The medical community has labored to address these challenges, and then some. In the first few weeks of the ECQ, as many doctors opened Facebook pages in a bid to make their online presence felt, the Medical Informatics Unit of UP College of Medicine led by Dr. Iris Isip-Tan, published “Telemedicine: Guidance for Physicians in the Philippines,” which identified core competencies including “webside manners,” hardware and software considerations, and ethical issues such as privacy and confidentiality.
Crucially, around the same time, the Department of Health and the National Privacy Commission issued a joint circular facilitating the practice of telemedicine by affirming it as a legitimate form of medical practice—and, for the first time in our country’s history, allowing electronic prescriptions.
One year later, in a roundtable discussion organized by UP Manila’s Telehealth Committee that I had the opportunity to participate in, equity emerged as one of the biggest challenges. As Dr. Anthony Cordero, a community medicine practitioner, pointed out in the discussion, health systems strengthening and addressing social determinants of health are fundamental if telemedicine can reach marginalized communities. Without the existence of a functioning referral network, e-consults can only do so much, especially at a time when many people need actual hospitalization. And, of course, without cultural sensitivity (e.g., understanding people’s concepts of health and speaking their language), telemedicine will be as insufficient as its face-to-face counterpart.
In spite of these concerns, telemedicine continues to hold promise to do a lot of good during the pandemic and well beyond. Especially now, during the surge of COVID-19 cases, the DOH is making a renewed push for telemedicine through its partners, LGUs, and own hotlines (1555 or 02-894-COVID). Telemedicine is providing a lifeline to individuals and families dealing with COVID-19 in their homes.

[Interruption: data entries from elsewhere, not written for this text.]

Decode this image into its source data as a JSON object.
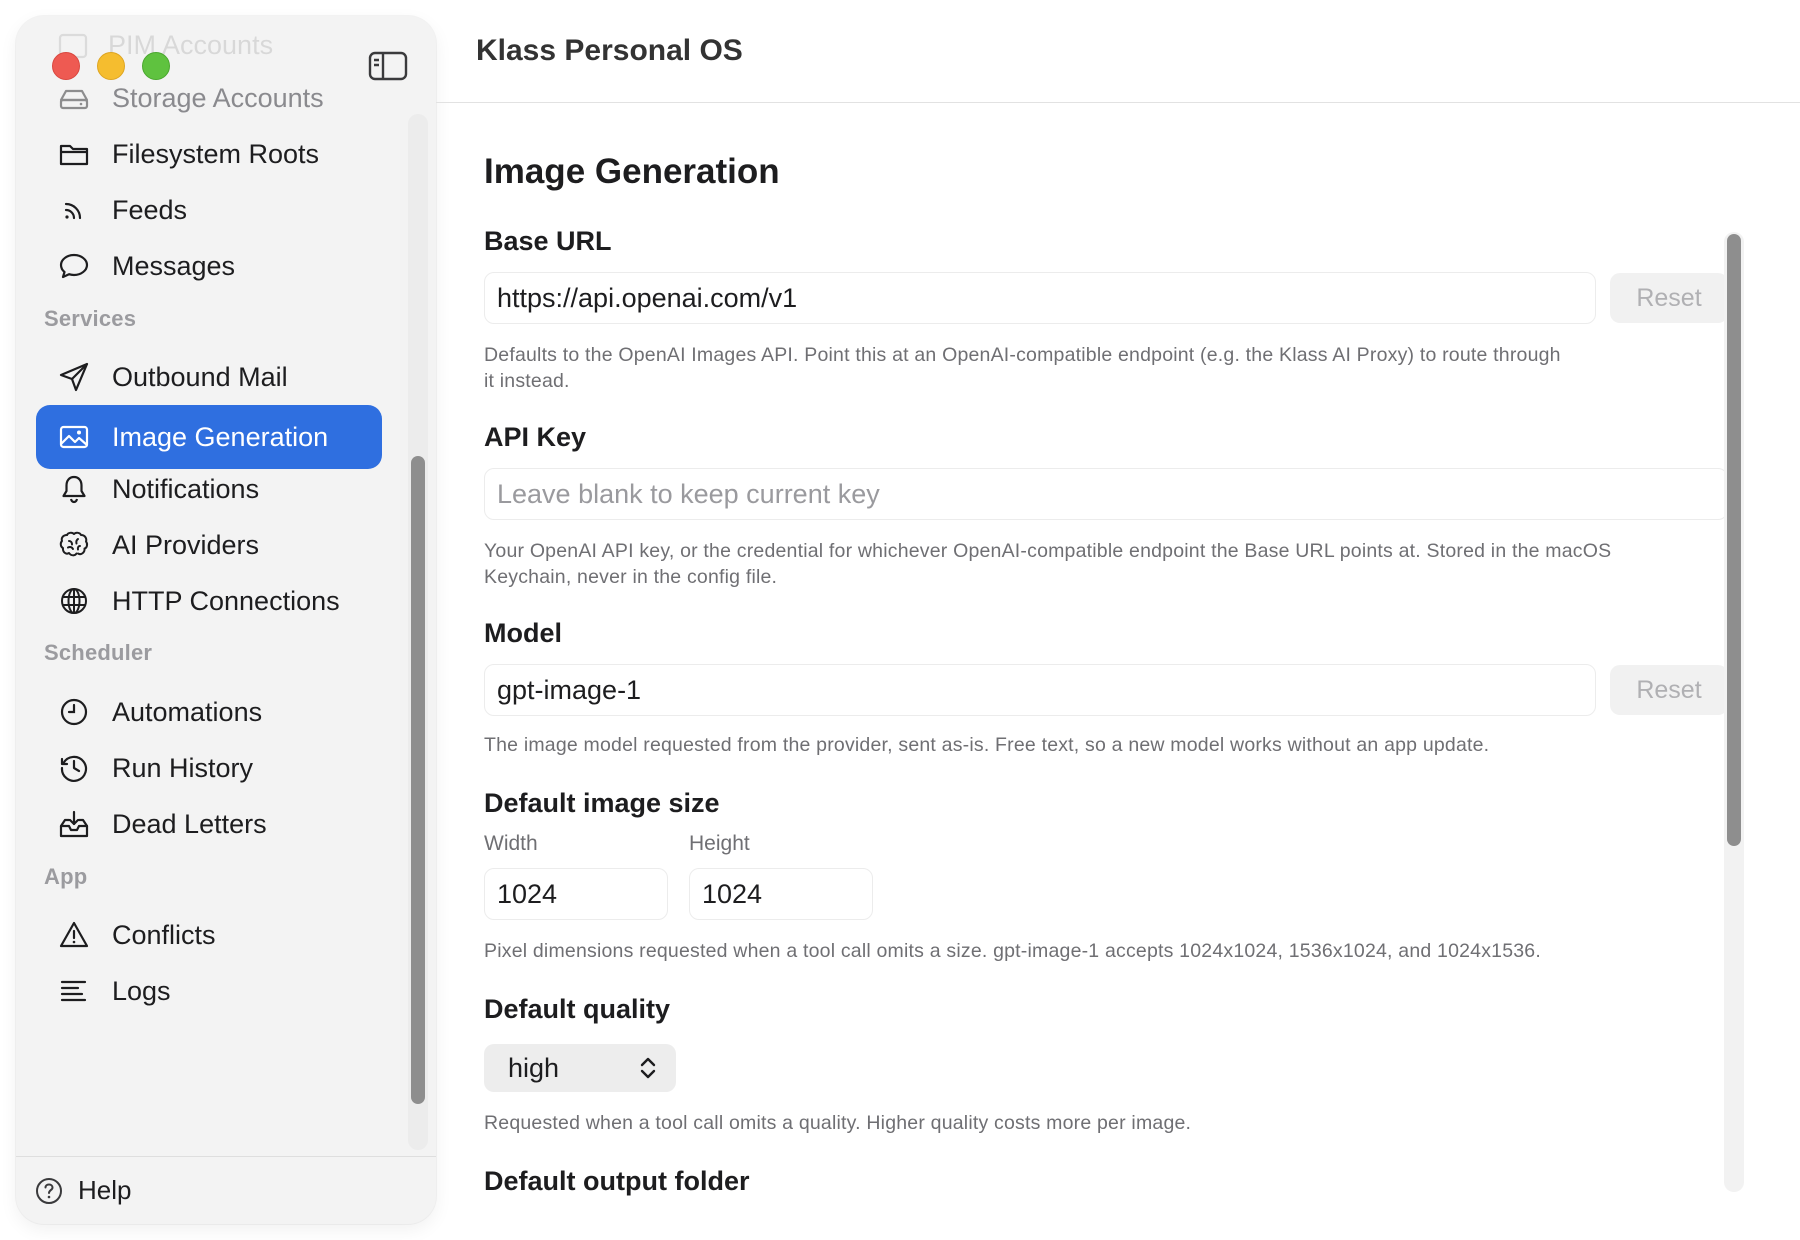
{
  "window": {
    "title": "Klass Personal OS"
  },
  "sidebar": {
    "ghost_label": "PIM Accounts",
    "items": [
      {
        "label": "Storage Accounts",
        "icon": "storage-icon"
      },
      {
        "label": "Filesystem Roots",
        "icon": "folder-icon"
      },
      {
        "label": "Feeds",
        "icon": "rss-icon"
      },
      {
        "label": "Messages",
        "icon": "chat-bubble-icon"
      }
    ],
    "sections": {
      "services": "Services",
      "scheduler": "Scheduler",
      "app": "App"
    },
    "services_items": [
      {
        "label": "Outbound Mail",
        "icon": "paper-plane-icon"
      },
      {
        "label": "Image Generation",
        "icon": "photo-icon",
        "selected": true
      },
      {
        "label": "Notifications",
        "icon": "bell-icon"
      },
      {
        "label": "AI Providers",
        "icon": "brain-icon"
      },
      {
        "label": "HTTP Connections",
        "icon": "globe-icon"
      }
    ],
    "scheduler_items": [
      {
        "label": "Automations",
        "icon": "clock-icon"
      },
      {
        "label": "Run History",
        "icon": "history-icon"
      },
      {
        "label": "Dead Letters",
        "icon": "inbox-tray-icon"
      }
    ],
    "app_items": [
      {
        "label": "Conflicts",
        "icon": "warning-icon"
      },
      {
        "label": "Logs",
        "icon": "list-lines-icon"
      }
    ],
    "help_label": "Help",
    "accent_color": "#2f6fe0"
  },
  "page": {
    "title": "Image Generation",
    "base_url": {
      "label": "Base URL",
      "value": "https://api.openai.com/v1",
      "reset_label": "Reset",
      "help_line1": "Defaults to the OpenAI Images API. Point this at an OpenAI-compatible endpoint (e.g. the Klass AI Proxy) to route through",
      "help_line2": "it instead."
    },
    "api_key": {
      "label": "API Key",
      "placeholder": "Leave blank to keep current key",
      "help_line1": "Your OpenAI API key, or the credential for whichever OpenAI-compatible endpoint the Base URL points at. Stored in the macOS",
      "help_line2": "Keychain, never in the config file."
    },
    "model": {
      "label": "Model",
      "value": "gpt-image-1",
      "reset_label": "Reset",
      "help": "The image model requested from the provider, sent as-is. Free text, so a new model works without an app update."
    },
    "image_size": {
      "label": "Default image size",
      "width_label": "Width",
      "width_value": "1024",
      "height_label": "Height",
      "height_value": "1024",
      "help": "Pixel dimensions requested when a tool call omits a size. gpt-image-1 accepts 1024x1024, 1536x1024, and 1024x1536."
    },
    "quality": {
      "label": "Default quality",
      "value": "high",
      "help": "Requested when a tool call omits a quality. Higher quality costs more per image."
    },
    "output_folder": {
      "label": "Default output folder"
    }
  }
}
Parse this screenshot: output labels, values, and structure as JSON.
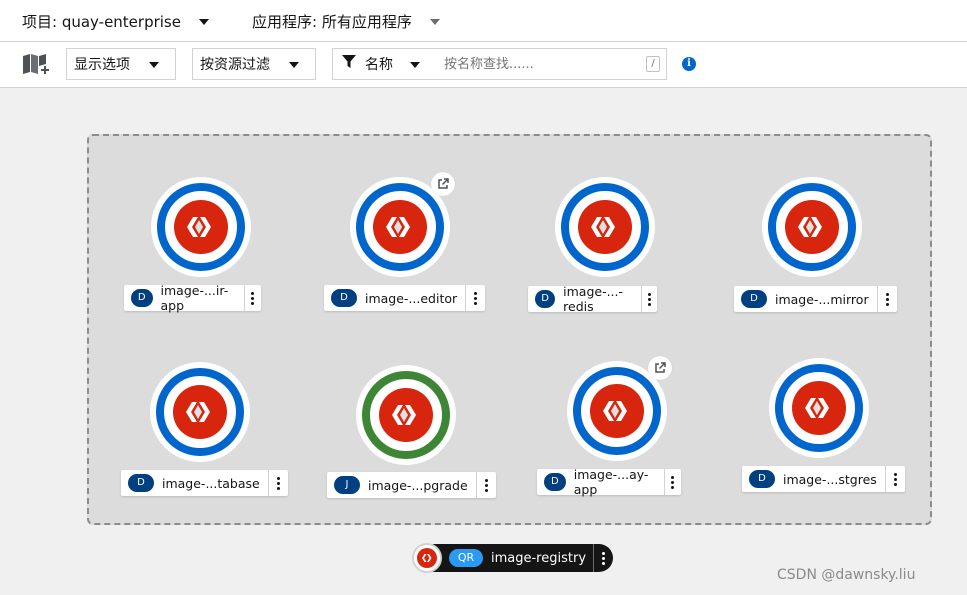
{
  "topbar": {
    "project_label": "项目: quay-enterprise",
    "application_label": "应用程序: 所有应用程序"
  },
  "toolbar": {
    "display_options": "显示选项",
    "filter_by_resource": "按资源过滤",
    "filter_type": "名称",
    "search_placeholder": "按名称查找......",
    "shortcut_key": "/"
  },
  "nodes": [
    {
      "badge": "D",
      "name": "image-...ir-app",
      "kind": "deployment",
      "has_link": false
    },
    {
      "badge": "D",
      "name": "image-...editor",
      "kind": "deployment",
      "has_link": true
    },
    {
      "badge": "D",
      "name": "image-...-redis",
      "kind": "deployment",
      "has_link": false
    },
    {
      "badge": "D",
      "name": "image-...mirror",
      "kind": "deployment",
      "has_link": false
    },
    {
      "badge": "D",
      "name": "image-...tabase",
      "kind": "deployment",
      "has_link": false
    },
    {
      "badge": "J",
      "name": "image-...pgrade",
      "kind": "job",
      "has_link": false
    },
    {
      "badge": "D",
      "name": "image-...ay-app",
      "kind": "deployment",
      "has_link": true
    },
    {
      "badge": "D",
      "name": "image-...stgres",
      "kind": "deployment",
      "has_link": false
    }
  ],
  "application_group": {
    "badge": "QR",
    "name": "image-registry"
  },
  "watermark": "CSDN @dawnsky.liu",
  "colors": {
    "deployment_ring": "#0066cc",
    "job_ring": "#3e8635",
    "logo": "#d8250e",
    "badge": "#004080"
  }
}
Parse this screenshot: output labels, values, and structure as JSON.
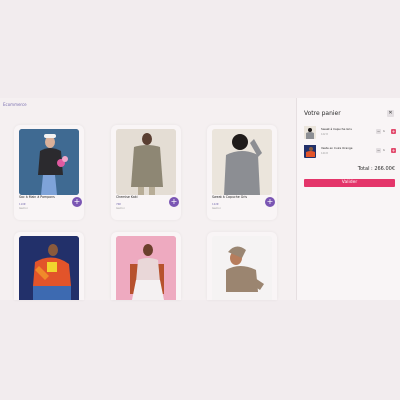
{
  "app": {
    "brand": "Ecommerce"
  },
  "products": [
    {
      "name": "Sac à Main à Pompons",
      "price": "110€",
      "brand": "Gemoi",
      "add_icon": "plus-icon"
    },
    {
      "name": "Chemise Kaki",
      "price": "76€",
      "brand": "Gemoi",
      "add_icon": "plus-icon"
    },
    {
      "name": "Sweat à Capuche Gris",
      "price": "122€",
      "brand": "Gemoi",
      "add_icon": "plus-icon"
    },
    {
      "name": "",
      "price": "",
      "brand": ""
    },
    {
      "name": "",
      "price": "",
      "brand": ""
    },
    {
      "name": "",
      "price": "",
      "brand": ""
    }
  ],
  "cart": {
    "title": "Votre panier",
    "close_icon": "close-icon",
    "items": [
      {
        "name": "Sweat à Capuche Gris",
        "price": "122 €",
        "qty": "1"
      },
      {
        "name": "Veste en Cuire Orange",
        "price": "144 €",
        "qty": "1"
      }
    ],
    "total": "Total : 266.00€",
    "validate_label": "Valider"
  },
  "colors": {
    "accent": "#7a55b3",
    "cta": "#e4356a",
    "background": "#f5f0f1"
  }
}
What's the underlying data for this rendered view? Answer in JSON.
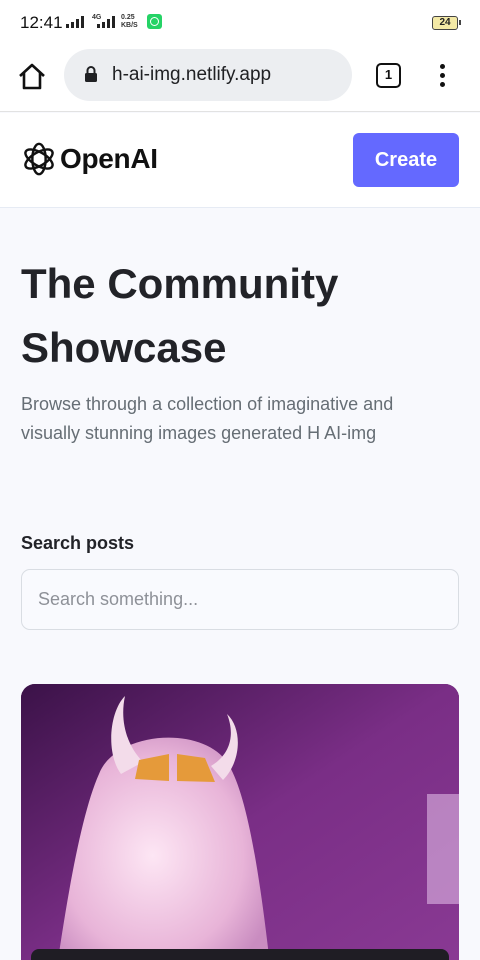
{
  "status_bar": {
    "time": "12:41",
    "network_top": "4G",
    "network_bottom": "",
    "speed_top": "0.25",
    "speed_bottom": "KB/S",
    "battery": "24"
  },
  "browser": {
    "url": "h-ai-img.netlify.app",
    "tab_count": "1"
  },
  "header": {
    "logo_text": "OpenAI",
    "create_label": "Create"
  },
  "hero": {
    "title": "The Community Showcase",
    "subtitle": "Browse through a collection of imaginative and visually stunning images generated H AI-img"
  },
  "search": {
    "label": "Search posts",
    "placeholder": "Search something...",
    "value": ""
  },
  "colors": {
    "accent": "#6469ff",
    "background": "#f8f9fd",
    "title": "#222328",
    "subtitle": "#666e75"
  },
  "icons": [
    "home-icon",
    "lock-icon",
    "tabs-icon",
    "more-vert-icon",
    "openai-logo-icon",
    "whatsapp-icon"
  ]
}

I saw this firsthand when Dr. Kriselda Tan—also my classmate in the UP College of Medicine—provided timely guidance to a relative of mine, helping her get through critical moments in her COVID-19 trajectory. Through Dr. Tan’s intervention and those of our medical colleagues, I saw that while there are obviously things that telemedicine cannot do, there are many things it can, including the oft-ignored functions of medicine beyond diagnosis and treatment: Helping people make sense of their experiences, giving them direction, alleviating their anxieties, and offering them hope.
Despite the limitations posed by the pandemic, medicine is finding its way to people, and the least we can do is to support telemedicine in its promise to help bring health to all Filipinos.